Twice a year — in October and May — each of Ohio’s 613 public school districts are required by law to provide the state with five-year financial projections that show the school systems will maintain solvency.
Middletown’s latest projections show slight improvement from October’s and more importantly continue a strong trend in recent years of increasing financial health for the city schools, Randy Bertram, Middletown Schools treasurer, told the school board’s leadership.
Costs are down and the district’s bond rating from Moody’s private evaluation of Middletown’s finances has improved from a grade of “A minus stable” to “A minus positive.”
Moreover, said Bertram, whereas most Ohio districts spend from 70 percent to 80 percent on labor costs, Middletown is at 37 percent due to years of cost reductions, early retirement buyouts and outsourcing services, including maintenance and busing.
“The staffing numbers are way down due to the cuts and the new staff we’re hiring … came in at a much cheaper price,” he said.
Middletown’s annual operating budget is $75 million this school year and will drop to $71.3 million for the 2016-2017 school year.
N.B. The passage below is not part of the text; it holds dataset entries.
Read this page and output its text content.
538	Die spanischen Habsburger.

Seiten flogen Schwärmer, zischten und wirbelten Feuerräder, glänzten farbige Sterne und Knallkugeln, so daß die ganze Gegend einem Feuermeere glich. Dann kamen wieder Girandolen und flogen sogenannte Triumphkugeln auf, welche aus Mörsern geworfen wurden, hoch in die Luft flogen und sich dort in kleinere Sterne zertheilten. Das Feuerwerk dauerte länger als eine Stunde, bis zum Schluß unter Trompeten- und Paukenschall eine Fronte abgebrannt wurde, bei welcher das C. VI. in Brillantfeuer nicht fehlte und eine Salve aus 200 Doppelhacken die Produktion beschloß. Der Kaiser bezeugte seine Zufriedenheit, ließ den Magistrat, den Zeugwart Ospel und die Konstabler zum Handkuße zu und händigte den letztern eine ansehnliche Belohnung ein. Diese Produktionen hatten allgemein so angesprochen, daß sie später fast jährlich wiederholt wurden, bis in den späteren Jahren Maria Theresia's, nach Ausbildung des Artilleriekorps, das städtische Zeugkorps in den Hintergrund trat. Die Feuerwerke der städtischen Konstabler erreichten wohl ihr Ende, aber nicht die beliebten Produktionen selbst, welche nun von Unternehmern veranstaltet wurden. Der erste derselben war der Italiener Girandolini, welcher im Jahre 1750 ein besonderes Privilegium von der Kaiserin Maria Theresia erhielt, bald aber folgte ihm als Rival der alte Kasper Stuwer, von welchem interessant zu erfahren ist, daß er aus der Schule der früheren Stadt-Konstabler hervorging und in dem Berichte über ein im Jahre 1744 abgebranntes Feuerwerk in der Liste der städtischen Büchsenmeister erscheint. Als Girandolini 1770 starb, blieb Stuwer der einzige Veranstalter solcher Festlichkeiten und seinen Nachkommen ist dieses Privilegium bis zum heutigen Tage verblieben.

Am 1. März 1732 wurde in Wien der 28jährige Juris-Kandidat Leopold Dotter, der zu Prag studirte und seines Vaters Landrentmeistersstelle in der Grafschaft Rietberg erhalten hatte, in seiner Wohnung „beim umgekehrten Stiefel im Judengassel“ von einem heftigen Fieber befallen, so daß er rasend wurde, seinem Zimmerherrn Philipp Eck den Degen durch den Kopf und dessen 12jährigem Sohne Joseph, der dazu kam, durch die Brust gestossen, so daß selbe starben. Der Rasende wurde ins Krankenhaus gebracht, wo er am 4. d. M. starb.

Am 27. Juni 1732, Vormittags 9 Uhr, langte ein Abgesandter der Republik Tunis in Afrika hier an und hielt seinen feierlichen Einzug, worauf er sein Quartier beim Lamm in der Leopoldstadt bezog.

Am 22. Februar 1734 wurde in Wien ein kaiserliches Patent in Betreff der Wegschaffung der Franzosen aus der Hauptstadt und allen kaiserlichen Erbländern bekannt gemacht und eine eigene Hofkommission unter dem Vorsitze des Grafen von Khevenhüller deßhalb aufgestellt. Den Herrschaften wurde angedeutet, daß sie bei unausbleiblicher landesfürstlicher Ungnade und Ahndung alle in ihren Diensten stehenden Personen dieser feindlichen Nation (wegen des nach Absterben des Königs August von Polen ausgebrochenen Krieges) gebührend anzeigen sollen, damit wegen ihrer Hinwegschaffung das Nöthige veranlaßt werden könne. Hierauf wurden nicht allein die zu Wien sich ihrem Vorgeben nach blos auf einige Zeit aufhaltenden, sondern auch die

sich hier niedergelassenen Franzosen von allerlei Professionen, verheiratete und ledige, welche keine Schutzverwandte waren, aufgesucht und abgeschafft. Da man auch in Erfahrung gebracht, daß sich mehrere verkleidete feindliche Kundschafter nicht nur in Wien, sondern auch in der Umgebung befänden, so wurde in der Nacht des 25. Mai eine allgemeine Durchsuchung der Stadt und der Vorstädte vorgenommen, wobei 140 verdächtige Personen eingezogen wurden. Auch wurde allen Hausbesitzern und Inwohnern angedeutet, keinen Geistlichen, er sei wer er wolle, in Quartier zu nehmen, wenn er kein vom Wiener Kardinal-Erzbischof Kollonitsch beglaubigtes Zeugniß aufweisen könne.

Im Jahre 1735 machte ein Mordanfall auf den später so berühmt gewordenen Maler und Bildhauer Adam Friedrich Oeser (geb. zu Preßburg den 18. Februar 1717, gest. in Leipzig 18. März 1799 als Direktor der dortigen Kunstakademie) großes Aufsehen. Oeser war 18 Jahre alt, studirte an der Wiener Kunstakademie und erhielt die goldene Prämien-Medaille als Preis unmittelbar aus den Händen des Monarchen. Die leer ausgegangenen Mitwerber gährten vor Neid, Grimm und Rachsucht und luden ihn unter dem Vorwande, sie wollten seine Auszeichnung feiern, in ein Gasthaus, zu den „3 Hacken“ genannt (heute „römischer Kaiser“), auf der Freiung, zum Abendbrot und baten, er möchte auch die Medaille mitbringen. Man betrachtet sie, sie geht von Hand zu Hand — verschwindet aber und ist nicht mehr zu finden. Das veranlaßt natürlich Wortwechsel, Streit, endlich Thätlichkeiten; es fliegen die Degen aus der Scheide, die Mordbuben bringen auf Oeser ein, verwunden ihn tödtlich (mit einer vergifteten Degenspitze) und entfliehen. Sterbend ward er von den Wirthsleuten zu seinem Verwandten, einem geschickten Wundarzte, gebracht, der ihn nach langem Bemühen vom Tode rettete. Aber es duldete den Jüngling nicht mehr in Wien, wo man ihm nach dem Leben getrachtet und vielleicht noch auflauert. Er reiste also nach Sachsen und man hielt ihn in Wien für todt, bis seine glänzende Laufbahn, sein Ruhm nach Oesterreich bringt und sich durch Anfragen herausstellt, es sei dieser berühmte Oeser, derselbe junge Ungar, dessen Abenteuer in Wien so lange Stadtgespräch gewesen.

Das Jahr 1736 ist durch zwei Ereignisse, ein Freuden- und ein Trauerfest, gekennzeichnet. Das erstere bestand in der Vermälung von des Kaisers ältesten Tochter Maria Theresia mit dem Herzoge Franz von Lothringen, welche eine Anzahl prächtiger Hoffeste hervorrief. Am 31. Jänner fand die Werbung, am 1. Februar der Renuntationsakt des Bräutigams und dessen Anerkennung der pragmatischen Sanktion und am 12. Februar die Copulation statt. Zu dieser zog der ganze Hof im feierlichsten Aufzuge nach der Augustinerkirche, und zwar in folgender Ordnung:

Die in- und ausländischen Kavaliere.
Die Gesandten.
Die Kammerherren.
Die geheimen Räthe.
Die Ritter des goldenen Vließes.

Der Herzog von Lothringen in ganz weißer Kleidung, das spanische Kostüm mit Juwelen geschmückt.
No budget shortfall is projected until 2020, when a $381,000 deficit in forecast, according to Bertram.
Prior to that year, the district is projected to have operating budget surpluses decreasing annually from $3.9 million in 2016 to $725,000 in 2019.
“It’s good to know we are on the right track and things are certainly looking better,” said Bertram, who also pointed out the state’s most recent biennium budget has been more generous with education funding for Middletown compared to previous state allotments.
Voters here last decided on a school tax hike when in May 2014 they barely approved a $55 million bond issue combined with a 0.26-mill permanent improvement levy. Such levy monies are not used for operational budgets but for infrastructure, and the district is building a new middle school and renovating its high school.
“I feel good about the numbers and where we are,” Middletown Board of Education President Chris Urso said after the presentation. “You always want to make sure you are using the taxpayers’ dollars as responsibly as possible.”